ДЕЦИЙ. Требоний просит прочесть сие его смиренное прошение.
АРТЕМИДОР. О Цезарь! прочти мое прежде! мое более до тебя касается; прочти его, великий Цезарь!
ЦЕЗАРЬ. Что до меня касается, то может быть прочтено после.
АРТЕМИДОР. Не откладывай, Цезарь; прочти скорее.
ЦЕЗАРЬ. Что! разве ты сумасшедший?
ПУБЛИЙ. Поди прочь!
ЦЕЗАРЬ. Для чего приступаете вы с прошениями вашими ко мне на улице? Подите в Капитолию.
(Цезарь входит в Капитолию;
прочие идут за ним.)
ПОПИЛИЙ
(К Кассию)
Я желаю, чтобы нынешнее ваше предприятие счастливо совершилось.
КАССИЙ. Какое предприятие, Попилий?
ПОПИЛИЙ. Прости.
БРУТ. Что сказал тебе Попилий Лена?
КАССИЙ. Он желал, чтобы нынешнее предприятие наше счастливо кончилось. Я страшусь, не открыт ли заговор наш?
БРУТ. Смотри, как он к Цезарю протирается. Примечай за ним.
КАССИЙ. Каска! поспеши; ибо мы страшимся, чтобы нас не предупредили. — Брут! что нам делать?
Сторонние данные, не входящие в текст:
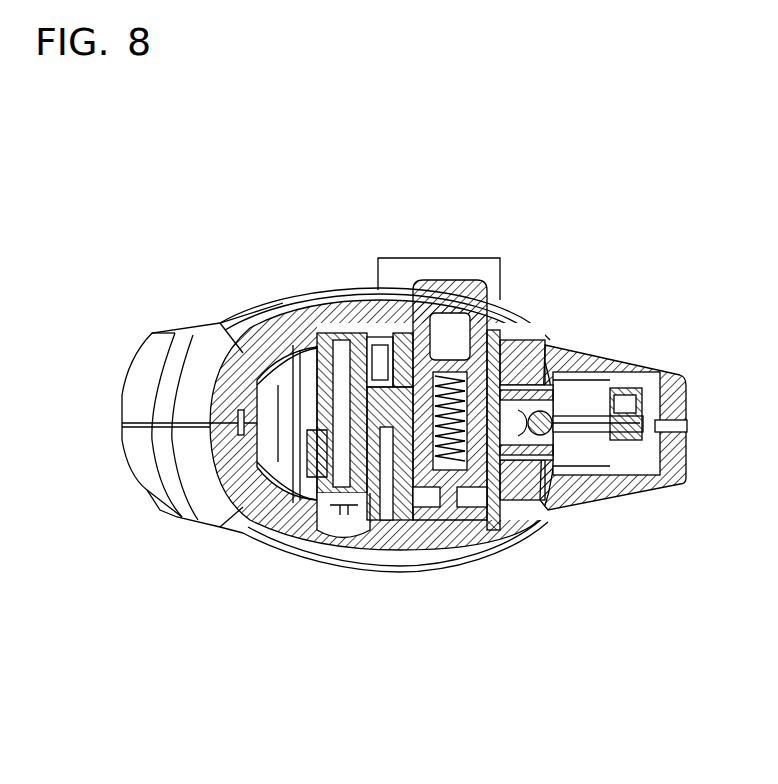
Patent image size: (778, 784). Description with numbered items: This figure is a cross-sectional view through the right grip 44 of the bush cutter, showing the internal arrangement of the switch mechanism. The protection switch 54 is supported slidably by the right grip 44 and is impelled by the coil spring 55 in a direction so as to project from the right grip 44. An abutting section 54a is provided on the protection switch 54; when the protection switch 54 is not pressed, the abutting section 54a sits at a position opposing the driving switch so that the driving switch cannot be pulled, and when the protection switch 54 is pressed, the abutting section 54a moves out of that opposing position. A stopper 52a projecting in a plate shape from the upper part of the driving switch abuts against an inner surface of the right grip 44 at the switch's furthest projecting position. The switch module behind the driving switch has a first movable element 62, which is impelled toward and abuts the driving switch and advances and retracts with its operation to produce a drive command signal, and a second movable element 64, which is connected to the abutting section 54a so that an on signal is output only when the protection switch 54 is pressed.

The right grip 44 is at (216, 300).
The protection switch 54 is at (446, 300).
The coil spring 55 is at (505, 312).
The abutting section 54a is at (505, 362).
The stopper 52a is at (622, 390).
The first movable element 62 is at (590, 498).
The second movable element 64 is at (535, 527).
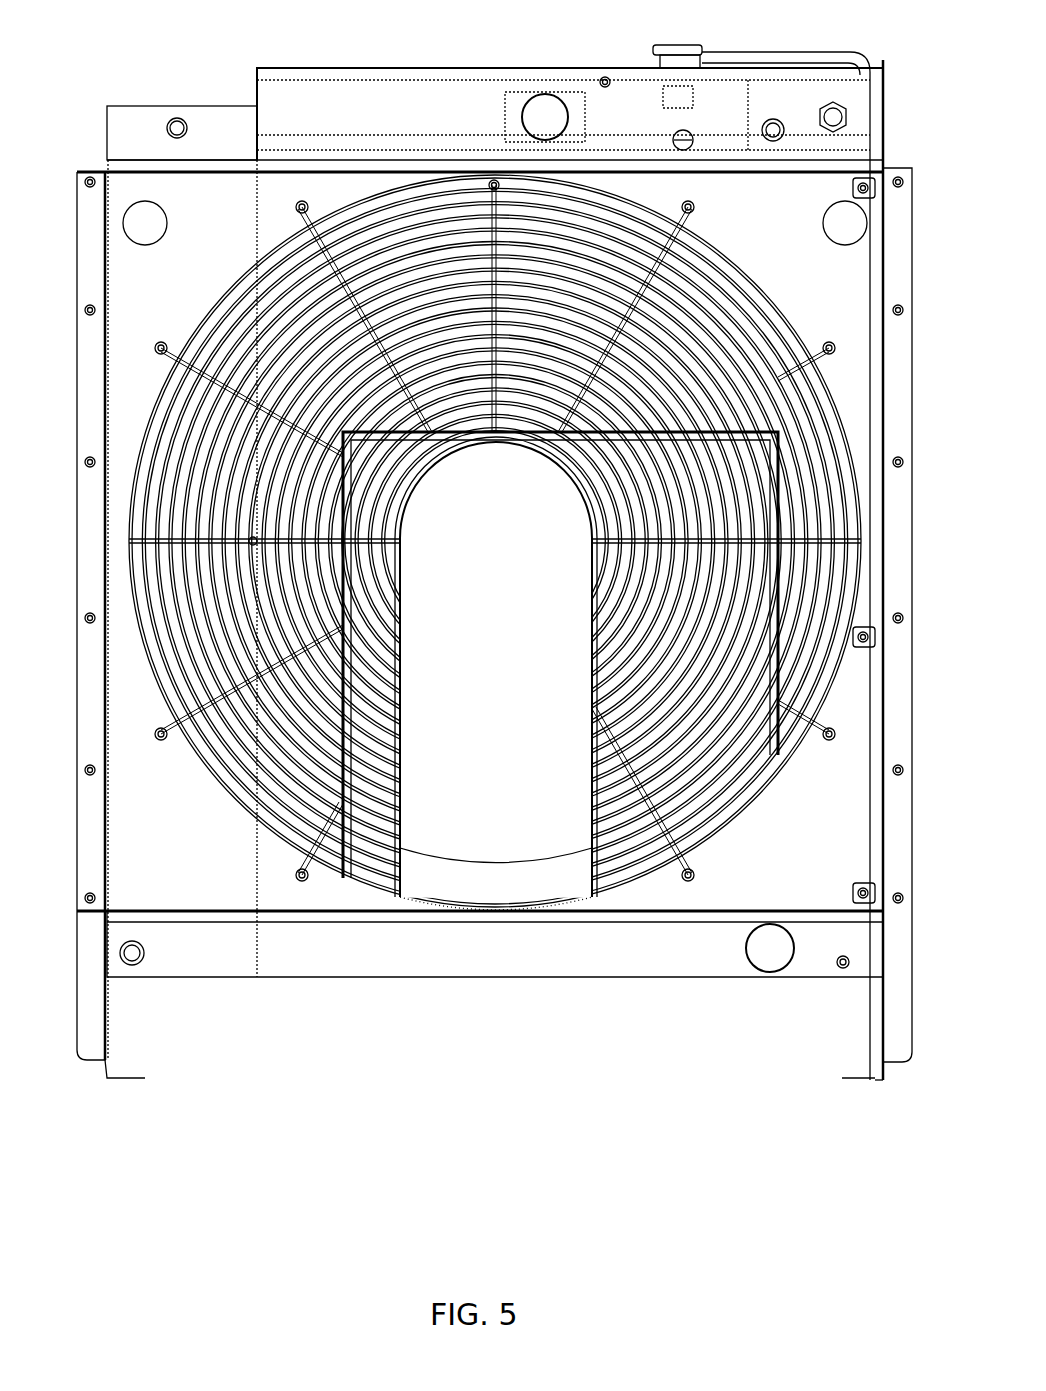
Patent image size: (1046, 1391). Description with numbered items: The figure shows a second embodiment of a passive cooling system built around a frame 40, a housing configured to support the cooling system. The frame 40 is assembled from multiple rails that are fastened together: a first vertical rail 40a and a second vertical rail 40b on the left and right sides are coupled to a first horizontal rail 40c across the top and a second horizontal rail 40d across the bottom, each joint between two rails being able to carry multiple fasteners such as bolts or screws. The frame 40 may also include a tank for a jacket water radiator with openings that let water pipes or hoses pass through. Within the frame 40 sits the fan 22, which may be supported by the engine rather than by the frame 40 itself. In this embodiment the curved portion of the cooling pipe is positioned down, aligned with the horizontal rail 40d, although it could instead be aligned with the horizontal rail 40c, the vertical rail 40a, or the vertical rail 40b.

The fan 22 is at (240, 292).
The frame 40 is at (278, 80).
The first vertical rail 40a is at (100, 170).
The second vertical rail 40b is at (900, 172).
The first horizontal rail 40c is at (510, 70).
The second horizontal rail 40d is at (605, 978).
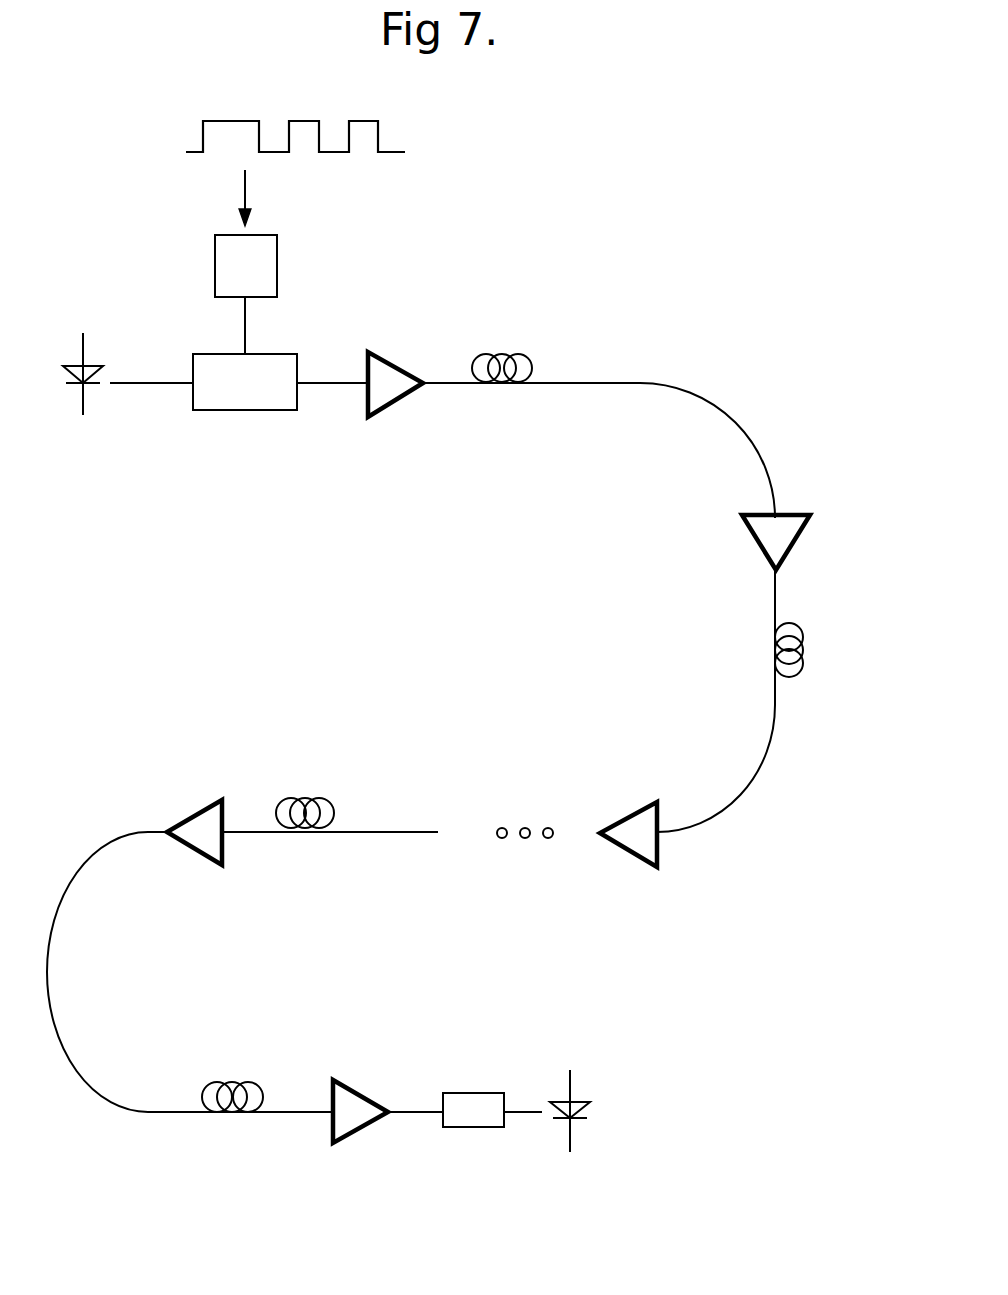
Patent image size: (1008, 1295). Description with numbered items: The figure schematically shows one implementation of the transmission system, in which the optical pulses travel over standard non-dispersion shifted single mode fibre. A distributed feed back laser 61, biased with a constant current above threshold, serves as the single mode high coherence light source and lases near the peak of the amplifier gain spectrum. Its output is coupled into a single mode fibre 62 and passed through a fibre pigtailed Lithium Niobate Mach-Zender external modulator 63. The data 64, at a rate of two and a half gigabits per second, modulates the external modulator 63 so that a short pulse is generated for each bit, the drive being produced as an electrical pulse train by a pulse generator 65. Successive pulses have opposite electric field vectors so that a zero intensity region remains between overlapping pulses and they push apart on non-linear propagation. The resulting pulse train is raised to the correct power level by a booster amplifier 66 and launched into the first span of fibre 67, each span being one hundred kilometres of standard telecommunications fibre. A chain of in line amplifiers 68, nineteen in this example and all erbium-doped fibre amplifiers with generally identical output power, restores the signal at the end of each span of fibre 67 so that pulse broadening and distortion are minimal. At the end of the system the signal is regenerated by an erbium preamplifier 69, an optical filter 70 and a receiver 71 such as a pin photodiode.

Если намерение наше откроется, то либо Кассий, или Цезарь не выйдет из Капитолии: я сам себя умерщвлю.
БРУТ. Ободрись, Кассий! Попилий Лена говорит не о нашем предприятии; смотри, он смеется, и Цезарь не переменяется.
КАССИЙ. Требоний знает, когда будет время. — Видишь ли Брут, как он отводит Антония к стороне?
ДЕЦИЙ. Где Метелл Цимбер? Ему теперь пора подать Цезарю свое прошение.
БРУТ. Он уже готов. Подвиньтеся поближе и помогайте ему.
ЦИННА. Каска! ты первый должен поднять руку.
ЦЕЗАРЬ. Все ли мы готовы? — Какие ж неудовольствия должен уничтожить Цезарь и Сенат его?
МЕТЕЛЛ.
(Став на колена.)
Высочайший, могущественный Цезарь! Метелл Цимбер повергает смиренное сердце к ногам твоим.
ЦЕЗАРЬ. Я должен удержать тебя, Цимбер. — Сей смиренный и покорный поступок мог бы возмутит кровь обыкновенных людей и с размышлением учиненные решения превратить в детское малодушие. Не будь так безумен, не воображай себе, чтобы Цезареву кровь толь легко возмутить было можно, чтобы естественный ее хлад превратился в жар от того, что глупцов растопляет, то есть от гладких слов, низких поклонов и презрительного песьего ласкательства. Твой брат изгнан решением Сената; ты бросаешься на колена, льстишь и за него просишь: но я отвергаю тебя, яко презренную тварь. Знай, что Цезарь никогда несправедливо не поступает и никогда не довольствуется неосновательными причинами.
МЕТЕЛЛ. Разве нет уже ни единого языка, уважительнее моего, дабы испросить возвращения изгнанному моему брату, таким гласом, звук которого может быть приятен уху великого Цезаря?
БРУТ. Я лобызаю твою руку; но не из лести, о Цезарь! и прошу тебя дозволить Публию Цимберу свободное возвращение в его отечество.
ЦЕЗАРЬ. Что! Брут! —
КАССИЙ. Милость, Цезарь! — Цезарь, милость! — Кассий падает к ногам твоим и просит тебя простить Публия Цимбера.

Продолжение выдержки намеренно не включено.